It is noteworthy that the neuronal models for NA (sharpening, facilitation, and fatiguing) were initially formulated in the context of repetition of identical stimuli. In this context, the fatiguing model can only produce fatiguing of neural responses, but it can produce either fatiguing- or sharpening-like effects in (semantic) relatedness priming. If there is little to modest overlap in the neural representations of two related stimuli, then short-term adaptation can reduce the magnitude of the intermediate responses without affecting the peak response much. The more overlap between the first and second stimuli, the more “fatigue-like” the effects can be observed. Our current data set is too limited in the number of trials eliciting neuronal responses to be further subdivided in the ones with high vs. low overlap other than already inherent in our experimental manipulation. Future studies could parametrically vary the overlap of neuronal populations recruited by prime and target stimuli to further investigate this question.
NA was observed in intracranial EEG while underlying single-unit mechanisms could investigated at the same time.
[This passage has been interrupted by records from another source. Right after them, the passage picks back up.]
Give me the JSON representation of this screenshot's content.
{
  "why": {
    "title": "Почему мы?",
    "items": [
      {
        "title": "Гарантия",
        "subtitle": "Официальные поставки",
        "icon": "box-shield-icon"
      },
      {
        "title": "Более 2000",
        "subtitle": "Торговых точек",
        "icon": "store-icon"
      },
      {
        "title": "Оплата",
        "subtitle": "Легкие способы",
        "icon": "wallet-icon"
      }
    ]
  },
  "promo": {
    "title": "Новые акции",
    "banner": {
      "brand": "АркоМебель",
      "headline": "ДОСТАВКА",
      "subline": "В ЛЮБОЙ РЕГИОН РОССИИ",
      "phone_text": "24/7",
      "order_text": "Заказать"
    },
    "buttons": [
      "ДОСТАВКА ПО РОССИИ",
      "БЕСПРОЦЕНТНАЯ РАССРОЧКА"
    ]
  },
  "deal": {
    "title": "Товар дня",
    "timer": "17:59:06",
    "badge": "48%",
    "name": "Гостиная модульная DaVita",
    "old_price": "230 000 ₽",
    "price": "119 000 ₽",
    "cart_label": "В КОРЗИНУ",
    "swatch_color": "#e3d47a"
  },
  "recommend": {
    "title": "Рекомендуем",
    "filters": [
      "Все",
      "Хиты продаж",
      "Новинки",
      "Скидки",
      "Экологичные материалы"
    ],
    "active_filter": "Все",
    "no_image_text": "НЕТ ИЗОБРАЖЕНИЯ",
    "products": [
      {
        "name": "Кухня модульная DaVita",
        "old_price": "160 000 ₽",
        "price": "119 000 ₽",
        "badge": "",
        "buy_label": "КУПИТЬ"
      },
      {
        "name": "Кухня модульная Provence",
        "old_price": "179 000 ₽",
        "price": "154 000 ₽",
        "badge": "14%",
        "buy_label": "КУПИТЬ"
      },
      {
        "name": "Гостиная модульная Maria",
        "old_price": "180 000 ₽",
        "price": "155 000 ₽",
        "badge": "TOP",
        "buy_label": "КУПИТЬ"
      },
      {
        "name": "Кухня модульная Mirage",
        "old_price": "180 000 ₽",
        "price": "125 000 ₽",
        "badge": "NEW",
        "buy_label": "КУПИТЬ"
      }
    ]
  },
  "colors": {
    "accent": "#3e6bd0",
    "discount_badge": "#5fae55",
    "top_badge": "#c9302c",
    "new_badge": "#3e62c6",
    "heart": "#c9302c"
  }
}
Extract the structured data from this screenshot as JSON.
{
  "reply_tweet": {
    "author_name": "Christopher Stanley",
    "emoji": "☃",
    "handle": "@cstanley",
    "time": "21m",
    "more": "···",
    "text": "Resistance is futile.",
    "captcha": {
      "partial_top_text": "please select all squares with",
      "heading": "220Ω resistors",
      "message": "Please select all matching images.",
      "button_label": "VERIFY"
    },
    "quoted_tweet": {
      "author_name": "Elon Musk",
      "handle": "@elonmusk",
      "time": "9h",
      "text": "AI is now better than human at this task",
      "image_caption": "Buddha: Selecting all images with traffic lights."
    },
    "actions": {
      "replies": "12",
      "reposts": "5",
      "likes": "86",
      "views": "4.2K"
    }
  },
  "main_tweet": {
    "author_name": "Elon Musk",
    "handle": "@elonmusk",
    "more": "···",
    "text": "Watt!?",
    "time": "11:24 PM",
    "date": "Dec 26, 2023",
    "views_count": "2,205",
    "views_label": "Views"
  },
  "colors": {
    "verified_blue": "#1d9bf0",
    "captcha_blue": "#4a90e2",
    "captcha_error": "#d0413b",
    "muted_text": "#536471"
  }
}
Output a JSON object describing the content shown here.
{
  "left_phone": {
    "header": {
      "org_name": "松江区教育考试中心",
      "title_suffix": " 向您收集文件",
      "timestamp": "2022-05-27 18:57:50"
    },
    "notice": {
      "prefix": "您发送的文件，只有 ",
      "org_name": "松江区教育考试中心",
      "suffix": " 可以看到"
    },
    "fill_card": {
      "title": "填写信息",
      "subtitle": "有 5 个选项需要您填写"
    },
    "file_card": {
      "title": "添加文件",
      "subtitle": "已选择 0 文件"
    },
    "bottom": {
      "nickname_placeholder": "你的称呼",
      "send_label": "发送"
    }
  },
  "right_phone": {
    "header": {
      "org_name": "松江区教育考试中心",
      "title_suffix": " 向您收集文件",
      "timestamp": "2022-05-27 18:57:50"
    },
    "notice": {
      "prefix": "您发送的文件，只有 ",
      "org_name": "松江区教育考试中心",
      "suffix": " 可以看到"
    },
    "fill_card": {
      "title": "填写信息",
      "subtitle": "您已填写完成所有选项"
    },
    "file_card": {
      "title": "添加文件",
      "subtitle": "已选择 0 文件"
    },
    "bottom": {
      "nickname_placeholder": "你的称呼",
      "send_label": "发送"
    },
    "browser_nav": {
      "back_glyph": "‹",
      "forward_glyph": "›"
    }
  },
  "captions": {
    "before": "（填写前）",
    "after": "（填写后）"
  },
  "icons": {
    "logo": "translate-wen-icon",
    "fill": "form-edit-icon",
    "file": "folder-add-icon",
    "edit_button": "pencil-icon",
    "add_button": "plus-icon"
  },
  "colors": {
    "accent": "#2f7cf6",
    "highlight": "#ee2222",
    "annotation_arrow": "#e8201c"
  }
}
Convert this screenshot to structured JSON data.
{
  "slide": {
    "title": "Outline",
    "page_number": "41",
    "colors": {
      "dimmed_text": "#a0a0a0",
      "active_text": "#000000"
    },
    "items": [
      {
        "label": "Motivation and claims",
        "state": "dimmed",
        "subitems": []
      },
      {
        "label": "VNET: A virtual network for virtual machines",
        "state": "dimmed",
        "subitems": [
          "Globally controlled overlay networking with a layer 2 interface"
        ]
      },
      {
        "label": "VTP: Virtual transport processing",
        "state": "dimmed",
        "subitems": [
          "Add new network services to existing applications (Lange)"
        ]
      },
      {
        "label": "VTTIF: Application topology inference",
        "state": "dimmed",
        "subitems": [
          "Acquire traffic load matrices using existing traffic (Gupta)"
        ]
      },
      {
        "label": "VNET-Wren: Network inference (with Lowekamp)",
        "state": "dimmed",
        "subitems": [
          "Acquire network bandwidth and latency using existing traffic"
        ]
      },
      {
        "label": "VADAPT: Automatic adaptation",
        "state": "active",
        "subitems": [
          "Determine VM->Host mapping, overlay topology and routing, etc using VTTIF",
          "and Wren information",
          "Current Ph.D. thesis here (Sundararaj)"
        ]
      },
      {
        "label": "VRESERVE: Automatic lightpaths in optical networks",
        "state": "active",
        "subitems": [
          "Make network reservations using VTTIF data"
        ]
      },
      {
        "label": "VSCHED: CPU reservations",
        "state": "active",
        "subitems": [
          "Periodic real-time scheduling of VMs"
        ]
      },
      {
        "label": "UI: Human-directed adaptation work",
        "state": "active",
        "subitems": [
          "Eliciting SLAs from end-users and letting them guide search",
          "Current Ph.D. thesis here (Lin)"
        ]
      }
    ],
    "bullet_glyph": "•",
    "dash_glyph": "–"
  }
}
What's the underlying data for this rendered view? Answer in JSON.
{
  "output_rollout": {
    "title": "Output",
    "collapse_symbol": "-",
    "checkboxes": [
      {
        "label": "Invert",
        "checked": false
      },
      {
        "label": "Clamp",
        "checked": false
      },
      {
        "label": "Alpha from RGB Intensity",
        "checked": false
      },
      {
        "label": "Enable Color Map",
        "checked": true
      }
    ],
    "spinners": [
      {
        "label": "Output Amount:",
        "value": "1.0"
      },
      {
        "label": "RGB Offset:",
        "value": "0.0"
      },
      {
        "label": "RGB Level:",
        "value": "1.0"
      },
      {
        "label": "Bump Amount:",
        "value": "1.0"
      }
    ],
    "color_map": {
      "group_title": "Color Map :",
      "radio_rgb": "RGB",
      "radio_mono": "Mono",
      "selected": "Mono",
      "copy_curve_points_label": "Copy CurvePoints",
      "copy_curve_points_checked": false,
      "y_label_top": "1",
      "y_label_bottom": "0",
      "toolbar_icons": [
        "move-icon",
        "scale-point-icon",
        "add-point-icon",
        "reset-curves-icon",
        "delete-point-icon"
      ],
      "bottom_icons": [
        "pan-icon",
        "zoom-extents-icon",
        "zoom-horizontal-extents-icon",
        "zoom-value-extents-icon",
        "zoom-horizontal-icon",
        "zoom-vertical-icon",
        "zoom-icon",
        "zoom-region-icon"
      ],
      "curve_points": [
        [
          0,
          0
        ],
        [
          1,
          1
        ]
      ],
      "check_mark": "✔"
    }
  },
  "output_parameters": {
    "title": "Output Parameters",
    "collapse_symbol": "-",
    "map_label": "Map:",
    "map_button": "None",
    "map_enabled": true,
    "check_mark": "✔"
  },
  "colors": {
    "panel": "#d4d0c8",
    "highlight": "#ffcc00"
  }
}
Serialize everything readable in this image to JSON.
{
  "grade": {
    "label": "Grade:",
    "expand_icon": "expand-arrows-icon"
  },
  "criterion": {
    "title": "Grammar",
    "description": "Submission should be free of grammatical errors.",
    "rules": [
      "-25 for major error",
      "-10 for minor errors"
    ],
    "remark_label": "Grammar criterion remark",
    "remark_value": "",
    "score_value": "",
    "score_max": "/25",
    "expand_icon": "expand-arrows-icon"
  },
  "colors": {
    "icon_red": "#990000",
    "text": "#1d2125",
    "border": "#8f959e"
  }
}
Previous studies of NA in the human MTL were performed with fMRI, and revealed NA in the context of higher forms of cognition such emotion recognition55, episodic memory39, and semantic processing41. There are studies assessing models of sharpening, facilitation and fatiguing with fMRI, reporting evidence for facilitation and sharpening, depending on cortical region and task8,56. These studies investigated NA in the context of face and object perception, and phenomena modeled in these fMRI studies are confined to cortical regions exhibiting macroscopic topographic organization such as neocortical regions involved in the storage of semantic knowledge57. Macroscopic topographic organization, however, is a feature that is not present in the human MTL such as e.g. the hippocampus or the amygdala58,59. Our results hence extend these findings with evidence for fatiguing and sharpening in regions of higher-order cognition that are lacking macroscopic topographical organization.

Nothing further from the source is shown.